The design of the rules for bombardments and assaults were done not long after the map design was completed. They reflect two things: the ability of the three-dimensional playing pieces to easily represent limited intelligence (with two-sided pieces, having pieces "face-down" is a maddening exercise in memorization), and my desire for the strong distinctions between the arms that had characterized Wellington's Victory. The multi-step system incorporates both, with the fortuitous effect that the inclusion of intelligence provided the uncertainty that in most wargames must be provided by dice. Thus, by happy chance (so to speak) dumb luck was almost completely designed out of the game.

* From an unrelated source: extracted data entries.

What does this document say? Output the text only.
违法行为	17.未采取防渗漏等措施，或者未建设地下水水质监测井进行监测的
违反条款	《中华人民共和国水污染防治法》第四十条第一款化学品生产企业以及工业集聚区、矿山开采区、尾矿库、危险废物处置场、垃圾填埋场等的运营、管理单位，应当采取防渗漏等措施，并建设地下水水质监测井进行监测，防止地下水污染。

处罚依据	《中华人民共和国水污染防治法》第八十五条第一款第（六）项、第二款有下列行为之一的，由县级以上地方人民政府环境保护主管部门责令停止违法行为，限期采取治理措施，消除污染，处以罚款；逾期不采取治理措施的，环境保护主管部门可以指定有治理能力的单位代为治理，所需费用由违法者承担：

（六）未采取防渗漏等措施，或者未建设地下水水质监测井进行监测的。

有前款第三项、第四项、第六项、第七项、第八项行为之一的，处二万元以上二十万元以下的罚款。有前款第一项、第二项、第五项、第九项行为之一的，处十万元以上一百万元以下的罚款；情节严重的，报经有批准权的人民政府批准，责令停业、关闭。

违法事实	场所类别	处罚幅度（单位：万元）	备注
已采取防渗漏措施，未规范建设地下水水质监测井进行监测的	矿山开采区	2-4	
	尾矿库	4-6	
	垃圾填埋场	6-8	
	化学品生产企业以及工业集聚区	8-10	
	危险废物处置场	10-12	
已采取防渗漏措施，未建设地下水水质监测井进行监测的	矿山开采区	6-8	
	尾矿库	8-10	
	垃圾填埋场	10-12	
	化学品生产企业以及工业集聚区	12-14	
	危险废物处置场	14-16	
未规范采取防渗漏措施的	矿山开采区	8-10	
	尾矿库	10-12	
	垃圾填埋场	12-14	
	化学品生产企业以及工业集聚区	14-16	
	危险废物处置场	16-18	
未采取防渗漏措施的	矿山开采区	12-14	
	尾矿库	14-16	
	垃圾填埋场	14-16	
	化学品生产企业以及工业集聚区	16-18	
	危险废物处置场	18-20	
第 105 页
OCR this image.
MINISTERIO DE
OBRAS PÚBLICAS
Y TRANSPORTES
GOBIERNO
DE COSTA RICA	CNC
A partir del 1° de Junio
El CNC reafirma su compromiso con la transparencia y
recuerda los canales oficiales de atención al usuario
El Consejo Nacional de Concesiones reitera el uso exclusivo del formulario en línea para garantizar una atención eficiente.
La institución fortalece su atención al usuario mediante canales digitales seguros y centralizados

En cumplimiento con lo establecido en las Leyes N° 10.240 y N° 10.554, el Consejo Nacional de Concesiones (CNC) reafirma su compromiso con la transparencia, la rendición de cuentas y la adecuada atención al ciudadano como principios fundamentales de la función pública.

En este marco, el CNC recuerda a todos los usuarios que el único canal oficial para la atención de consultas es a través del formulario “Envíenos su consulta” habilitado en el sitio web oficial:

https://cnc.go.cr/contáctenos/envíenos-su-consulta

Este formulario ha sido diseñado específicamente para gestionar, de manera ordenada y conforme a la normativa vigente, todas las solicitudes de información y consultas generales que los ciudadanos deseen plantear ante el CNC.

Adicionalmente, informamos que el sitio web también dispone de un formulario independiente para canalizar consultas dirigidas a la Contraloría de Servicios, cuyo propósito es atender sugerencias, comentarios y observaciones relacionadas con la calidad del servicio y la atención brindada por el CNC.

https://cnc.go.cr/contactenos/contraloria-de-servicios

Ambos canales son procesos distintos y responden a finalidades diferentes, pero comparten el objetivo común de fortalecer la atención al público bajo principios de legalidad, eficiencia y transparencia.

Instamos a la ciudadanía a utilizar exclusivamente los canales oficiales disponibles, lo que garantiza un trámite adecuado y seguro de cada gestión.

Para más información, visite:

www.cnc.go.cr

Movement, on the other hand, proved a much more difficult problem. Napoleonic infantry and artillery didn't fight on the move, and retreating infantry and artillery were extremely vulnerable to being run down by enemy cavalry. Additionally, co-ordinating a moving fight over a large area was far beyond the capabilities of the period s courier-based command system. To portray these problems, I tried many rules variations: in some, the armies wheeled around like modern tank armies, and in others pursuit was so difficult that the French army could win simply by walking backwards slowly. The final version is built on the rules for maneuver attacks and command limits, which work to force retreating infantry and artillery to the primary roads, while leaving cavalry some ability to conduct more fluid battles of maneuver.

In looking at the design as a whole, the thing I find most interesting is how the original pursuit of The Look resulted in a game that rejected the great majority of the conventions of wargame design, without that result having ever been intended. Throughout the design, the choice of new physical and graphical components changed the matrix of what was possible and impossible, easy and difficult, resulting in a game that is certainly different from other wargames, and which I hope will be as enjoyable and interesting to play as it has been to design.